The minor contended that the juvenile court failed to exercise its discretion in setting the maximum term of physical confinement pursuant to California Welfare and Institutions Code section 731, subdivision (b), because that section permits the juvenile court to set the maximum term of confinement at less than the highest of the three statutory terms for the offense.
The reviewing court rejected the minor's contention, observing that this provision of California Welfare and Institutions Code section 731, subdivision (b) applies only to commitments to the California Youth Authority. (Ali A., supra, at pp. 572-573.)
Section 731, subdivision (b), as modified effective January 1, 2004, provides, in pertinent part, that "a minor committed to the Department of the Youth Authority . . . may not be held in physical confinement for a period of time in excess of the maximum term of physical confinement set by the court based upon the facts and circumstances of the matter or matters which brought or continued the minor under the jurisdiction of the juvenile court . . . ."
The Court of Appeal continued, "Given that the juvenile court did not commit the minor to the CYA, one may well ask why the juvenile court's dispositional order included a maximum term of confinement." (Ali A., supra, 139 Cal.App.4th at p. 573.)

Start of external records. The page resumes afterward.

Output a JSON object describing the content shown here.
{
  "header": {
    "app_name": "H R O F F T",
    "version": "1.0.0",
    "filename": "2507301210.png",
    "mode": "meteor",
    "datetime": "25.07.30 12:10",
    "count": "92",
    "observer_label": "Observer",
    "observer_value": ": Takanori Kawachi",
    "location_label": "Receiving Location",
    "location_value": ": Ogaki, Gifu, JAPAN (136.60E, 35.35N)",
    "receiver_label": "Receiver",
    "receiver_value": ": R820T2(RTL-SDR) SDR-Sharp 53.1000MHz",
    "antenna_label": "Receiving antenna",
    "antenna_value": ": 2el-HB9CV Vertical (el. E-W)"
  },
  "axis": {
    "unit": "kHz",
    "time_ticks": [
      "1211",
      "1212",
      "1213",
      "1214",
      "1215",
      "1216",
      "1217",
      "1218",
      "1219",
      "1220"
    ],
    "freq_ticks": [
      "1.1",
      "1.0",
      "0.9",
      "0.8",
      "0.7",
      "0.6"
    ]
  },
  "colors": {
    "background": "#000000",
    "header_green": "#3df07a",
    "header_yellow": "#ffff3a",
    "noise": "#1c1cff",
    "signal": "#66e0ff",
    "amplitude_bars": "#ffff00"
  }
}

The court concluded that since the minor had not been committed to the CYA or removed from the custody of his parents, and therefore neither section 731, subdivision (b) nor section 726, subdivision (c) was applicable, the juvenile court had no discretion--or was not required--to set a maximum term of confinement. (Ali A., supra, at pp. 571, 573.)

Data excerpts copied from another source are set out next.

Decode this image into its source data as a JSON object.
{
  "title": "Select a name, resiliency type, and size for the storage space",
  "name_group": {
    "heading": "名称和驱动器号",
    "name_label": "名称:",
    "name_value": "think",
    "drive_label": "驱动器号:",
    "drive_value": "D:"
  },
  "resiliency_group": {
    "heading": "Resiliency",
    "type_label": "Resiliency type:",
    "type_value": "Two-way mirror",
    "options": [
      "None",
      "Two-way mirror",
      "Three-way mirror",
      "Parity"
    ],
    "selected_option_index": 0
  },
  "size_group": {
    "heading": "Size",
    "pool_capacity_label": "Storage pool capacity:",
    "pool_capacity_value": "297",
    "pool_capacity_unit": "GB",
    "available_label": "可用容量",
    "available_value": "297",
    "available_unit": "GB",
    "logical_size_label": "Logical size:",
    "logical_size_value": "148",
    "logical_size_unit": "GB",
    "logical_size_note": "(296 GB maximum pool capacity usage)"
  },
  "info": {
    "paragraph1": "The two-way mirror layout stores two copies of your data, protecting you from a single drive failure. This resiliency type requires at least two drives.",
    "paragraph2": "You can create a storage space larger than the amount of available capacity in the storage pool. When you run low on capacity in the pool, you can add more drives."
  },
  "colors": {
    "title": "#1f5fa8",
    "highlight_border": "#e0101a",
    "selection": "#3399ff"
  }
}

The Ali A. court simply affirmed the order of probation, finding that the maximum term of confinement contained in the dispositional order was "of no legal effect" until such time as the minor violated probation, a section 777 hearing was held, and the court modified the current disposition and removed him from his parents' custody, at which time the juvenile court would have to set and/or declare a maximum term of confinement in accordance with section 726, subdivision (c) and, if applicable, section 731, subdivision (b). (Ali A., supra, 139 Cal.App.4th at pp. 573-574.)
Concluding that the minor was "not prejudiced by the presence of the maximum confinement term," the court held that there was "no basis for reversal or remand in this case." (Id. at p. 574.)
In this regard, the court noted:
"The minor suggests that if this maximum term of confinement is not stricken and he is later committed to the CYA, the judge responsible for that disposition may believe he or she is required to impose the three-year maximum term contained in the present order. We trust that will not occur, as this opinion will be part of the file in this proceeding, and we have made it clear that the maximum term of confinement in the present order is of no legal effect." (Id. at p. 574, fn. 2.)